Picture Credits: Evert Collier, Vanitas Still Life, 1662. Creative Commons (CCO 1.0.)

Research of the Chair of Early Modern History

The "early modern" refers to the period from the 15th to the late 18th century, from the Reformation to the Revolution, from the first globalisation to the first industrialisation. On the one hand, from today's perspective, this period may seem quite foreign and distant: religious models of world interpretation, class-based social orders, dominant agrarian economies or magical forms of knowledge mark clear distances from the here and now.
On the other hand, there is much in this early modern period that is still very familiar to us today: the media revolution through the printing press, the foundation of modern science, the formation of state powers, the development of capitalist economies - all of this has something to do with us indirectly or directly. And even if the "early modern period" is an unmistakably European epoch, it has a spatially overarching significance in that it was precisely during this time that European powers set out to subjugate other parts of the world.
To speak of "modern times" is therefore justified not only insofar as something essentially new happened between 1500 and 1800, but also because the inhabitants of this period became aware of their own novelty and even deliberately brought it about - without, however, wanting to renounce proven traditions and reassuring foundations.
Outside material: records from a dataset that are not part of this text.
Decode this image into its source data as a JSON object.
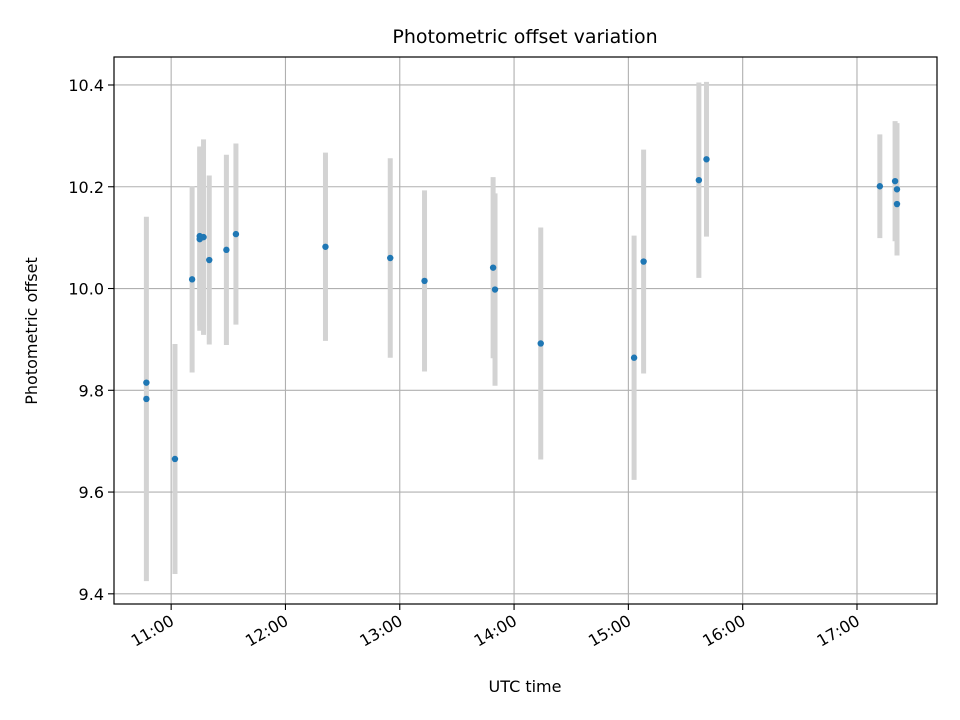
{
  "chart_data": {
    "type": "scatter",
    "title": "Photometric offset variation",
    "xlabel": "UTC time",
    "ylabel": "Photometric offset",
    "x_unit": "UTC time (hours of day)",
    "xlim": [
      "10:30",
      "17:42"
    ],
    "ylim": [
      9.38,
      10.455
    ],
    "x_ticks": [
      "11:00",
      "12:00",
      "13:00",
      "14:00",
      "15:00",
      "16:00",
      "17:00"
    ],
    "y_ticks": [
      "9.4",
      "9.6",
      "9.8",
      "10.0",
      "10.2",
      "10.4"
    ],
    "grid": true,
    "legend": "none",
    "colors": {
      "point": "#1f77b4",
      "errorbar": "#d3d3d3",
      "grid": "#b0b0b0"
    },
    "points": [
      {
        "t": "10:47",
        "y": 9.815,
        "err": 0.0
      },
      {
        "t": "10:47",
        "y": 9.783,
        "err": 0.358
      },
      {
        "t": "11:02",
        "y": 9.665,
        "err": 0.226
      },
      {
        "t": "11:11",
        "y": 10.018,
        "err": 0.183
      },
      {
        "t": "11:15",
        "y": 10.103,
        "err": 0.176
      },
      {
        "t": "11:15",
        "y": 10.097,
        "err": 0.18
      },
      {
        "t": "11:17",
        "y": 10.101,
        "err": 0.192
      },
      {
        "t": "11:20",
        "y": 10.056,
        "err": 0.166
      },
      {
        "t": "11:29",
        "y": 10.076,
        "err": 0.187
      },
      {
        "t": "11:34",
        "y": 10.107,
        "err": 0.178
      },
      {
        "t": "12:21",
        "y": 10.082,
        "err": 0.185
      },
      {
        "t": "12:55",
        "y": 10.06,
        "err": 0.196
      },
      {
        "t": "13:13",
        "y": 10.015,
        "err": 0.178
      },
      {
        "t": "13:49",
        "y": 10.041,
        "err": 0.178
      },
      {
        "t": "13:50",
        "y": 9.998,
        "err": 0.189
      },
      {
        "t": "14:14",
        "y": 9.892,
        "err": 0.228
      },
      {
        "t": "15:03",
        "y": 9.864,
        "err": 0.24
      },
      {
        "t": "15:08",
        "y": 10.053,
        "err": 0.22
      },
      {
        "t": "15:37",
        "y": 10.213,
        "err": 0.192
      },
      {
        "t": "15:41",
        "y": 10.254,
        "err": 0.152
      },
      {
        "t": "17:12",
        "y": 10.201,
        "err": 0.102
      },
      {
        "t": "17:20",
        "y": 10.211,
        "err": 0.118
      },
      {
        "t": "17:21",
        "y": 10.195,
        "err": 0.13
      },
      {
        "t": "17:21",
        "y": 10.166,
        "err": 0.1
      }
    ]
  }
}
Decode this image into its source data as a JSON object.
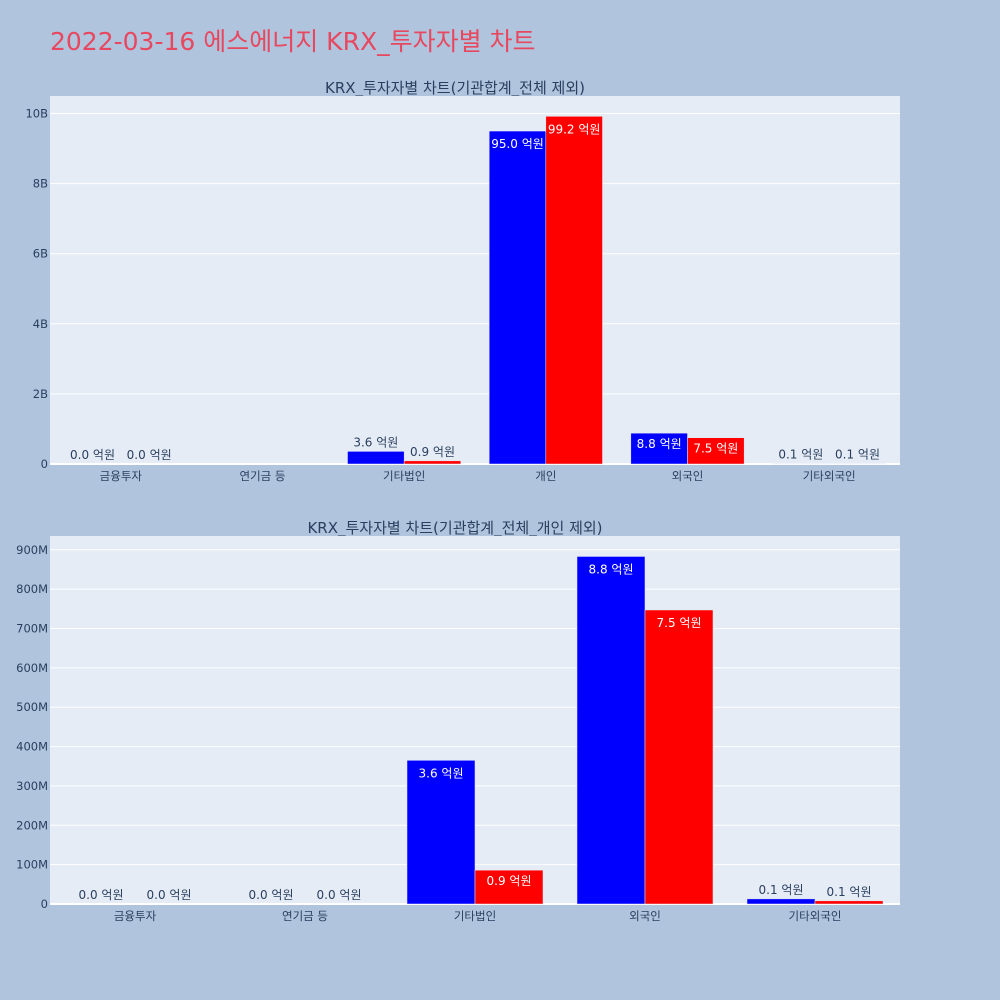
{
  "title": "2022-03-16 에스에너지 KRX_투자자별 차트",
  "colors": {
    "background": "#b0c4de",
    "plot_bg": "#e5ecf6",
    "title": "#e8485f",
    "series_a": "#0000ff",
    "series_b": "#ff0000"
  },
  "chart_data": [
    {
      "type": "bar",
      "title": "KRX_투자자별 차트(기관합계_전체 제외)",
      "categories": [
        "금융투자",
        "연기금 등",
        "기타법인",
        "개인",
        "외국인",
        "기타외국인"
      ],
      "series": [
        {
          "color": "#0000ff",
          "values": [
            0,
            0,
            360000000,
            9500000000,
            880000000,
            10000000
          ],
          "labels": [
            "0.0 억원",
            "",
            "3.6 억원",
            "95.0 억원",
            "8.8 억원",
            "0.1 억원"
          ]
        },
        {
          "color": "#ff0000",
          "values": [
            0,
            0,
            90000000,
            9920000000,
            750000000,
            10000000
          ],
          "labels": [
            "0.0 억원",
            "",
            "0.9 억원",
            "99.2 억원",
            "7.5 억원",
            "0.1 억원"
          ]
        }
      ],
      "ylim": [
        0,
        10500000000
      ],
      "yticks": [
        0,
        2000000000,
        4000000000,
        6000000000,
        8000000000,
        10000000000
      ],
      "ytick_labels": [
        "0",
        "2B",
        "4B",
        "6B",
        "8B",
        "10B"
      ],
      "grid": true
    },
    {
      "type": "bar",
      "title": "KRX_투자자별 차트(기관합계_전체_개인 제외)",
      "categories": [
        "금융투자",
        "연기금 등",
        "기타법인",
        "외국인",
        "기타외국인"
      ],
      "series": [
        {
          "color": "#0000ff",
          "values": [
            0,
            0,
            365000000,
            883000000,
            13000000
          ],
          "labels": [
            "0.0 억원",
            "0.0 억원",
            "3.6 억원",
            "8.8 억원",
            "0.1 억원"
          ]
        },
        {
          "color": "#ff0000",
          "values": [
            0,
            0,
            86000000,
            747000000,
            8000000
          ],
          "labels": [
            "0.0 억원",
            "0.0 억원",
            "0.9 억원",
            "7.5 억원",
            "0.1 억원"
          ]
        }
      ],
      "ylim": [
        0,
        935000000
      ],
      "yticks": [
        0,
        100000000,
        200000000,
        300000000,
        400000000,
        500000000,
        600000000,
        700000000,
        800000000,
        900000000
      ],
      "ytick_labels": [
        "0",
        "100M",
        "200M",
        "300M",
        "400M",
        "500M",
        "600M",
        "700M",
        "800M",
        "900M"
      ],
      "grid": true
    }
  ]
}
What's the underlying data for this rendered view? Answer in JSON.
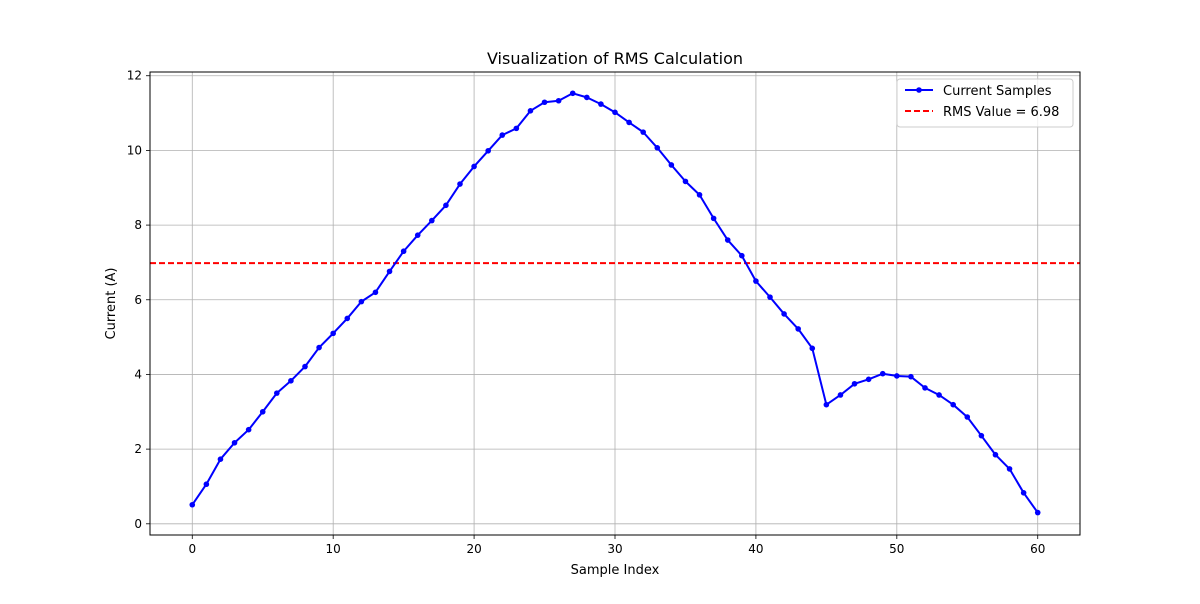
{
  "chart_data": {
    "type": "line",
    "title": "Visualization of RMS Calculation",
    "xlabel": "Sample Index",
    "ylabel": "Current (A)",
    "xlim": [
      -3,
      63
    ],
    "ylim": [
      -0.3,
      12.1
    ],
    "xticks": [
      0,
      10,
      20,
      30,
      40,
      50,
      60
    ],
    "yticks": [
      0,
      2,
      4,
      6,
      8,
      10,
      12
    ],
    "grid": true,
    "legend_position": "top-right",
    "series": [
      {
        "name": "Current Samples",
        "color": "#0000ff",
        "marker": "circle",
        "x": [
          0,
          1,
          2,
          3,
          4,
          5,
          6,
          7,
          8,
          9,
          10,
          11,
          12,
          13,
          14,
          15,
          16,
          17,
          18,
          19,
          20,
          21,
          22,
          23,
          24,
          25,
          26,
          27,
          28,
          29,
          30,
          31,
          32,
          33,
          34,
          35,
          36,
          37,
          38,
          39,
          40,
          41,
          42,
          43,
          44,
          45,
          46,
          47,
          48,
          49,
          50,
          51,
          52,
          53,
          54,
          55,
          56,
          57,
          58,
          59,
          60
        ],
        "values": [
          0.51,
          1.06,
          1.73,
          2.17,
          2.52,
          3.0,
          3.5,
          3.83,
          4.21,
          4.72,
          5.1,
          5.5,
          5.95,
          6.2,
          6.76,
          7.3,
          7.73,
          8.12,
          8.53,
          9.1,
          9.57,
          9.99,
          10.41,
          10.59,
          11.06,
          11.29,
          11.33,
          11.53,
          11.42,
          11.24,
          11.02,
          10.75,
          10.49,
          10.07,
          9.61,
          9.17,
          8.81,
          8.18,
          7.6,
          7.18,
          6.5,
          6.07,
          5.62,
          5.22,
          4.7,
          3.19,
          3.45,
          3.75,
          3.87,
          4.02,
          3.96,
          3.94,
          3.64,
          3.45,
          3.19,
          2.86,
          2.36,
          1.85,
          1.47,
          0.83,
          0.3
        ]
      },
      {
        "name": "RMS Value = 6.98",
        "color": "#ff0000",
        "style": "dashed",
        "value": 6.98
      }
    ]
  }
}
When the foundations of the modern era and modernity become doubtful, because the promises of growth and progress no longer hold water, because the climate crisis and the destruction of the planet through the effects of industrialisation and consumer culture become obvious, because the after-effects of colonialism and imperialism continue to be acute or because capitalist forms of economy claim too many victims and damage, then the historical view into the early forms of this modern era can have a mirror function. And then the strangeness of this "early modern period", i.e. what is not "modern" about it, can under certain circumstances become interesting again (one only has to think of the practice of the commons).
Research at the Konstanz Chair of Early Modern History will therefore address questions of how modern worlds have been realised since around 1500 - and what possibilities for alternative world compositions this period continues to hold. The „modern“ of modernity is to be critically questioned. In the best case, this will not only lead to descriptions of pasts, but also to historically grounded possibilities for other descriptions of presences and futures. (Historical) theoretical reflection plays an essential role in this.